Un ejemplo concreto que muestra la co-gestión de fondos públicos desde la Sociedad Civil y que puede orientar este rediseño ha sido la constitución de un Mecanismo Internacional de Compra de Medicamentos, denominado UNITAID. Desde su lanzamiento en Nueva York el 19 de septiembre de 2006, su consejo de administración está compuesto por representantes de los cinco países fundadores (Brasil, Chile, Francia, Gran Bretaña, Noruega), por un representante del continente africano y un representante del continente asiático, así como dos miembros de organizaciones no gubernamentales de desarrollo y un representante de la organización mundial de la salud (OMS). Este fondo internacional  ejemplifica la viabilidad y pertinencia de implementar mecanismos que incorporen una doble responsabilidad: la de los gobiernos nacionales y locales, que deben administrar políticas públicas de desarrollo, y la responsabilidad de las organizaciones sociales que se encuentran en la primera línea del combate contra la pobreza y el atropello de los  derechos de las personas. Una iniciativa como la que aquí se plantea es la aspiración es un sistema de financiamiento que responda a una política de financiamiento de la democracia.

Una nueva institucionalidad para el financiamiento y fortalecimiento de las organizaciones sociales  como parte del financiamiento de la democracia, debería responder de forma más específica a la textura asociativa de la sociedad civil chilena. De esta forma se tendería a conformar un marco legal que facilite a las organizaciones de la sociedad civil ejercer su misión y desplegar su identidad, evitando por un lado la dependencia clientelar a los recursos públicos, y por otra su abandono en un inexistente mercando filantrópico que le llevaría a su descualificación profesional y a su descapitalización estructural.

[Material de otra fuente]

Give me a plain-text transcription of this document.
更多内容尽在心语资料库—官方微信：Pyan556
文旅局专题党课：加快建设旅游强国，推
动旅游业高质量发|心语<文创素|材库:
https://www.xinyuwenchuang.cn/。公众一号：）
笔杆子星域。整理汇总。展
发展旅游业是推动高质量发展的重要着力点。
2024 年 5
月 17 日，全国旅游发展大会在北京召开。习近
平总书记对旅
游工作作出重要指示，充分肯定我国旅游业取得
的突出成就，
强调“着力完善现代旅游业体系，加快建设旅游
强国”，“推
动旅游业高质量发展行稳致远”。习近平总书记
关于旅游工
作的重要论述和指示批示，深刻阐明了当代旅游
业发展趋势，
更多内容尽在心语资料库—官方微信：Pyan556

Pero lo más importante y un requisito esencial para llevar a cabo estas transformaciones es cambiar la perspectiva tradicional que ha orientado las políticas de financiamiento público de las organizaciones sociales hasta ahora, de  la lógica de las subvenciones hacia una perspectiva de acceso a bienes públicos.

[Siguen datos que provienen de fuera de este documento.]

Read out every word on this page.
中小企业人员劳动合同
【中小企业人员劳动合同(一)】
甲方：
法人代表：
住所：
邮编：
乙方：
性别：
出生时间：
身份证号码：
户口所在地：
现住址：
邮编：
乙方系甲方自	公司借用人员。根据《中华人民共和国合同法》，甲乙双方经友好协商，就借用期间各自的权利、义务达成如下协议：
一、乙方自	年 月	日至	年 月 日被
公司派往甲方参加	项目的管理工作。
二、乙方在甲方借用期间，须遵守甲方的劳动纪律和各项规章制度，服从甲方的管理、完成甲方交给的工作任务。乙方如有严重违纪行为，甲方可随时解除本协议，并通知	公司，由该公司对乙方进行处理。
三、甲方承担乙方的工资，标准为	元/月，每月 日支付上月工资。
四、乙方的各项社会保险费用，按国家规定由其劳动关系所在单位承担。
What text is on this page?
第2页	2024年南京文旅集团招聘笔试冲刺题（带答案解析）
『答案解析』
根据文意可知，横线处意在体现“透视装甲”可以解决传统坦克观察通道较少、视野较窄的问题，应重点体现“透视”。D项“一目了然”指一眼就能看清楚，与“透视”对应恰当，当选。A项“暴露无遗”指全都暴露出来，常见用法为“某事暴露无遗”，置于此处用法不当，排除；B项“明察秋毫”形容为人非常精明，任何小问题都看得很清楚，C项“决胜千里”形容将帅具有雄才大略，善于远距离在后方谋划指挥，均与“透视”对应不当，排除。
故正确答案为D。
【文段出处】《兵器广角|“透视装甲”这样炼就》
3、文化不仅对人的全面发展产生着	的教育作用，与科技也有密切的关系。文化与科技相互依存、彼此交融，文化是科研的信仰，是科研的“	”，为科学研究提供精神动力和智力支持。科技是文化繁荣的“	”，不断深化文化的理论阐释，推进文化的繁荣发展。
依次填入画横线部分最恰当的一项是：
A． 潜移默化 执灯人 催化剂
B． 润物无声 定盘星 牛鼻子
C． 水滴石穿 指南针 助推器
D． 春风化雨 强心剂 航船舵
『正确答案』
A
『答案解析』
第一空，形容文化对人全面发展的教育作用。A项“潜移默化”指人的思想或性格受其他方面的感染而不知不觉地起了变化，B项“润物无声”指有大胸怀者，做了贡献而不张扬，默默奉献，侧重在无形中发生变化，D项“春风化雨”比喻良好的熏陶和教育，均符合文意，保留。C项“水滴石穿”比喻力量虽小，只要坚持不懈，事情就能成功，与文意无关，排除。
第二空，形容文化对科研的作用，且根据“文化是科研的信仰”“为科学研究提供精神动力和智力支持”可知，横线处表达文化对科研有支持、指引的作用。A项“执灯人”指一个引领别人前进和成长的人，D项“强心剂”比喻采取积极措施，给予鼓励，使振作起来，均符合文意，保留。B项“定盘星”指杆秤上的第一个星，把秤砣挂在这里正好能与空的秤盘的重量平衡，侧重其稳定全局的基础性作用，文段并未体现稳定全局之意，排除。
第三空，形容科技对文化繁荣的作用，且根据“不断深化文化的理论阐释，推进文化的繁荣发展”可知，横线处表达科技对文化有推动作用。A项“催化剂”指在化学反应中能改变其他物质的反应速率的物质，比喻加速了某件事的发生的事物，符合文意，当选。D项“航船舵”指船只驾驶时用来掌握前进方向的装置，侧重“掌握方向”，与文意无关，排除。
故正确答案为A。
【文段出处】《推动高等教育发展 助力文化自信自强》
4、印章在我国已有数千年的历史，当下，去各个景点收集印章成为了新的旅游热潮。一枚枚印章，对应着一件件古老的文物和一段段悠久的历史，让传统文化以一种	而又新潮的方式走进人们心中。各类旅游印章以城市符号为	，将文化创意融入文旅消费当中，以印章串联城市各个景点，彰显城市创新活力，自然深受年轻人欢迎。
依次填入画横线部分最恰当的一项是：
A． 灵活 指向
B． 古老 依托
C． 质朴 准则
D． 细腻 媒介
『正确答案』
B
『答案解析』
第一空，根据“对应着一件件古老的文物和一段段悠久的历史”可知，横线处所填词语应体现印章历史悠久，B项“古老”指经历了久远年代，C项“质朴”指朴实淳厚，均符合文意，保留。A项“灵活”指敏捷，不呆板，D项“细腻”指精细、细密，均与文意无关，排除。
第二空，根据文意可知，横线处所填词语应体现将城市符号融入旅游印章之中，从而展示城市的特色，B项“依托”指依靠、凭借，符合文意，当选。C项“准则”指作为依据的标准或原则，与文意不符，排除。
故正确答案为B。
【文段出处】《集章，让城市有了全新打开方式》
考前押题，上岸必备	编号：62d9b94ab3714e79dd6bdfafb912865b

[1]Marshall, Thomas H. (1950): Citizenship and social class and other essays, CUP, Cambridge.

[2]Rawls, John (1995): Teoría de la justicia, traducción de María Dolores González,  Fondo de Cultura Económica, México.

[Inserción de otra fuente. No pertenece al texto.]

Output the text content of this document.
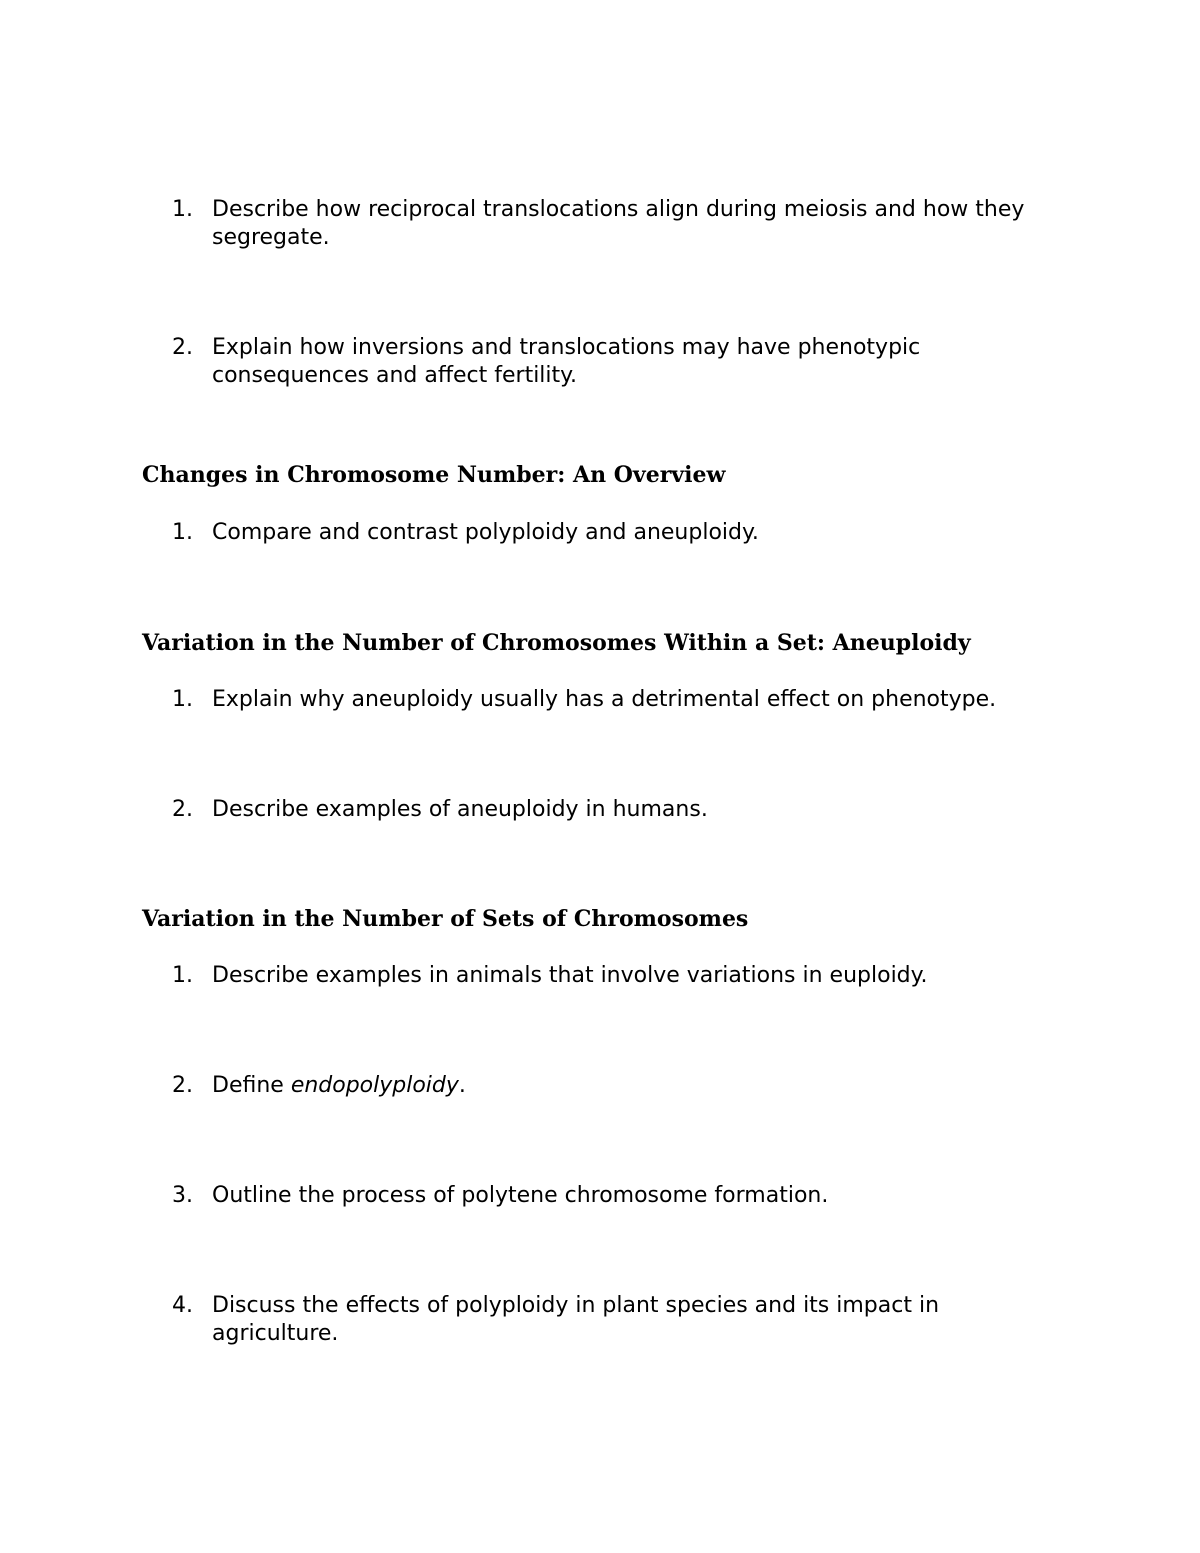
1. Describe how reciprocal translocations align during meiosis and how they segregate.
2. Explain how inversions and translocations may have phenotypic consequences and affect fertility.
Changes in Chromosome Number: An Overview
1. Compare and contrast polyploidy and aneuploidy.
Variation in the Number of Chromosomes Within a Set: Aneuploidy
1. Explain why aneuploidy usually has a detrimental effect on phenotype.
2. Describe examples of aneuploidy in humans.
Variation in the Number of Sets of Chromosomes
1. Describe examples in animals that involve variations in euploidy.
2. Define endopolyploidy.
3. Outline the process of polytene chromosome formation.
4. Discuss the effects of polyploidy in plant species and its impact in agriculture.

[3] Nussbaum, Martha C. (2000): Women and Human Development: The Capabilities Approach . The Seeley Lectures, Cambridge University press, Cambridge, p. 69.

[4] Skidelsky, Robert (2012): ¿Cuánto es suficiente?: Qué se necesita para una “buena vida”, traducción de Francesc Pedrosa, Crítica, Barcelona, p. 169.

[5]Sandel, Michael (2012): Lo que el dinero no puede comprar. Los límites morales del mercado, Debate, Madrid.

[6]Cortina, Adela, (1997):  Ciudadanos del Mundo, Alianza, Madrid.

[7]    Cortina, Adela (1998): Hasta un pueblo de demonios. Ética pública y sociedad, Taurus, Madrid, 117.

[8]Cortina, Adela (2009): Ética de la razón cordial. Educar en la ciudadanía en el siglo XXI, Nobel, Oviedo, p. 236.

[9] Höffe, Otfried. (2007): Ciudadano económico, ciudadano del Estado, ciudadano del mundo. Ética política en la era de la globalización. Traducción: Carlos Díaz Rocca. Katz. Madrid, p. 106.